A Spanish tourist jet carrying 173 people broke up in flames on a Madrid runway Wednesday, Aug. 20, killing over 150 people and injuring dozens, officials said.
The Spanair passenger plane, similar to this, swerved off the runway during take-off
The flight was a codeshare with Lufthansa and the German carrier said it was investigating whether German passengers were on the holiday flight.
The Spanair MD-82 made an emergency landing just after an attempted take-off from Madrid-Barajas airport heading for Las Palmas in the Canary Islands, according to an airport authority spokesman.
Spanish media said one engine caught fire as it took off.
Differing reports of casualties
The end of the Barajas airport runway was an inferno
Smoke billowed from the wreckage of Flight JK 5022 off the bottom of the runway. Helicopters dropped water to douse the flames of the jet and grassfires caused by the crash.
Madrid airport cancelled departures after the crash and restricted the number of flights arriving.
Regional authorities said 153 people died in the crash -- making it one of the worst air disasters in Europe in recent years.
A spokesman said 15 of those injured were in serious condition. Twenty-five people were lightly injured and 35 had been recorded as having escaped unharmed.
A Spanair spokesman told AFP there were 164 passengers and nine crew on board the MD-82.
SAS, the Scandinavian airline group which owns Spanair, said a special team had been set up in Madrid.
"SAS is doing everything possible to help passengers and next of kin and to assist Spanish authorities."
Spanish Prime Minister Jose Luis Rodriguez Zapatero interrupted his holiday to go to the scene, his office said.
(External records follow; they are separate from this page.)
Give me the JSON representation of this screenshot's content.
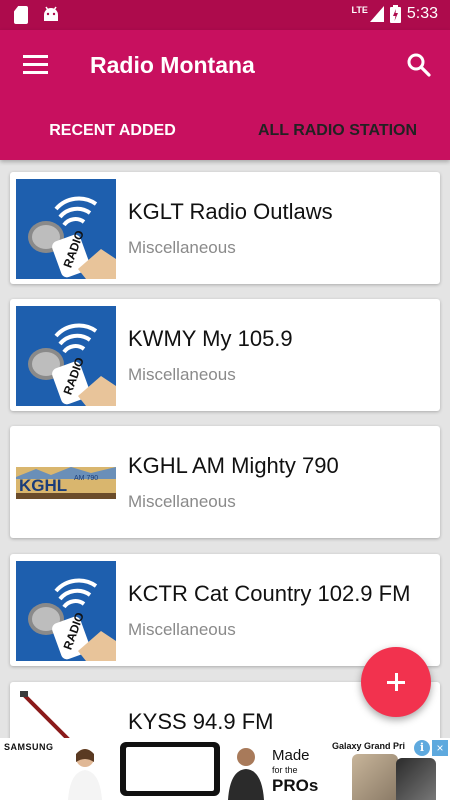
{
  "status_bar": {
    "time": "5:33",
    "network": "LTE"
  },
  "app_bar": {
    "title": "Radio Montana",
    "menu_icon": "hamburger-menu-icon",
    "search_icon": "search-icon"
  },
  "tabs": [
    {
      "label": "RECENT ADDED",
      "active": true
    },
    {
      "label": "ALL RADIO STATION",
      "active": false
    }
  ],
  "stations": [
    {
      "name": "KGLT Radio Outlaws",
      "category": "Miscellaneous",
      "logo": "radio-microphone-logo"
    },
    {
      "name": "KWMY My 105.9",
      "category": "Miscellaneous",
      "logo": "radio-microphone-logo"
    },
    {
      "name": "KGHL AM Mighty 790",
      "category": "Miscellaneous",
      "logo": "kghl-logo"
    },
    {
      "name": "KCTR Cat Country 102.9 FM",
      "category": "Miscellaneous",
      "logo": "radio-microphone-logo"
    },
    {
      "name": "KYSS 94.9 FM",
      "category": "",
      "logo": "guitar-logo"
    }
  ],
  "fab": {
    "icon": "plus-icon"
  },
  "ad": {
    "brand": "SAMSUNG",
    "tagline_1": "Made",
    "tagline_2": "for the",
    "tagline_3": "PROs",
    "product": "Galaxy Grand Pri",
    "info_icon": "i",
    "close_icon": "×"
  },
  "colors": {
    "status_bar": "#ad0b4c",
    "app_bar": "#c8105f",
    "fab": "#f2324e",
    "background": "#e4e4e4"
  }
}
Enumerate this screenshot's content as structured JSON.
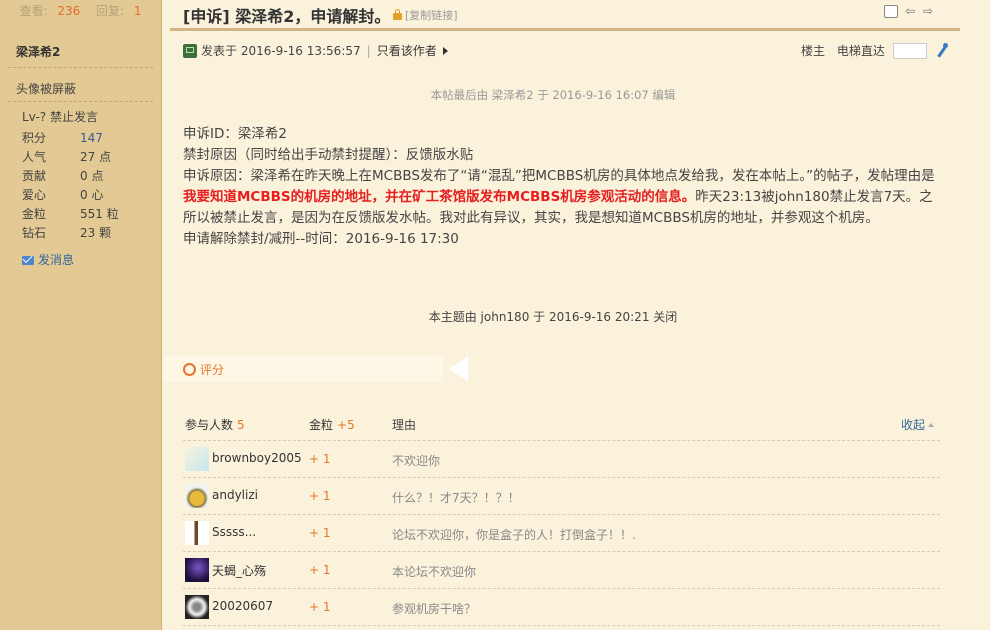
{
  "sidebar": {
    "views_label": "查看:",
    "views_value": "236",
    "replies_label": "回复:",
    "replies_value": "1",
    "username": "梁泽希2",
    "avatar_status": "头像被屏蔽",
    "level": "Lv-? 禁止发言",
    "stats": [
      {
        "label": "积分",
        "value": "147"
      },
      {
        "label": "人气",
        "value": "27 点"
      },
      {
        "label": "贡献",
        "value": "0 点"
      },
      {
        "label": "爱心",
        "value": "0 心"
      },
      {
        "label": "金粒",
        "value": "551 粒"
      },
      {
        "label": "钻石",
        "value": "23 颗"
      }
    ],
    "send_message": "发消息"
  },
  "thread": {
    "title": "[申诉] 梁泽希2，申请解封。",
    "copy_link": "[复制链接]"
  },
  "post": {
    "posted_at": "发表于 2016-9-16 13:56:57",
    "author_only": "只看该作者",
    "floor": "楼主",
    "elevator": "电梯直达",
    "edited_note": "本帖最后由 梁泽希2 于 2016-9-16 16:07 编辑",
    "line1": "申诉ID：梁泽希2",
    "line2": "禁封原因（同时给出手动禁封提醒）：反馈版水贴",
    "line3_a": "申诉原因：梁泽希在昨天晚上在MCBBS发布了“请“混乱”把MCBBS机房的具体地点发给我，发在本帖上。”的帖子，发帖理由是",
    "line3_hl": "我要知道MCBBS的机房的地址，并在矿工茶馆版发布MCBBS机房参观活动的信息。",
    "line3_b": "昨天23:13被john180禁止发言7天。之所以被禁止发言，是因为在反馈版发水帖。我对此有异议，其实，我是想知道MCBBS机房的地址，并参观这个机房。",
    "line4": "申请解除禁封/减刑--时间：2016-9-16 17:30",
    "closed_note": "本主题由 john180 于 2016-9-16 20:21 关闭"
  },
  "rating": {
    "tab_label": "评分",
    "col_participants": "参与人数",
    "participants_count": "5",
    "col_gold": "金粒",
    "gold_total": "+5",
    "col_reason": "理由",
    "collapse": "收起",
    "rows": [
      {
        "name": "brownboy2005",
        "score": "+ 1",
        "reason": "不欢迎你"
      },
      {
        "name": "andylizi",
        "score": "+ 1",
        "reason": "什么？！才7天？！？！"
      },
      {
        "name": "Sssss...",
        "score": "+ 1",
        "reason": "论坛不欢迎你，你是盒子的人！打倒盒子！！."
      },
      {
        "name": "天蝎_心殇",
        "score": "+ 1",
        "reason": "本论坛不欢迎你"
      },
      {
        "name": "20020607",
        "score": "+ 1",
        "reason": "参观机房干啥？"
      }
    ]
  }
}
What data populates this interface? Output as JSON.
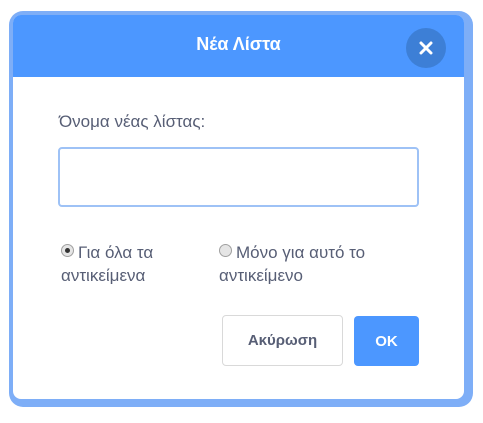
{
  "dialog": {
    "title": "Νέα Λίστα",
    "close_icon": "close-icon",
    "name_label": "Όνομα νέας λίστας:",
    "name_input": {
      "value": "",
      "placeholder": ""
    },
    "options": [
      {
        "label": "Για όλα τα αντικείμενα",
        "selected": true
      },
      {
        "label": "Μόνο για αυτό το αντικείμενο",
        "selected": false
      }
    ],
    "cancel_label": "Ακύρωση",
    "ok_label": "OK"
  },
  "colors": {
    "header": "#4c97ff",
    "frame": "#7eaef7",
    "close_button": "#3d7fd6",
    "text": "#575e75",
    "input_border": "#9ec2f6"
  }
}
Spain's second biggest airline in mourning
The crash was captured on video by an eye-witness
Spanair released a statement confirming the flight was in an "incident" at Madrid airport but giving no other detail.
"Spanair is doing everything possible to assist the Spanish authorities at this difficult time," it said.
Spanair is Spain's second biggest airline after Iberia. Five passengers on a Spanair flight from Spain's Basque region to Barcelona were injured in an emergency evacuation on January 9, 2006.
The airline was founded in 1986 and says it has carried more than 104 million passengers from about 100 European destinations to Spain since then. It has a fleet of 65 jets.
It is a member of the Star Alliance network but recently proposed shedding almost a quarter of its 4,000 staff because of the fuel price rise crisis and reduced demand.
The airline posted net losses of 41 million euros (62 million dollars) in the first quarter.
SAS shares plunged 6.41 percent on the Stockholm stock exchange after the crash. SAS had put Spanair on the block earlier this year but announced in June that it was abandoning those plans due to the slowdown in the aviation sector.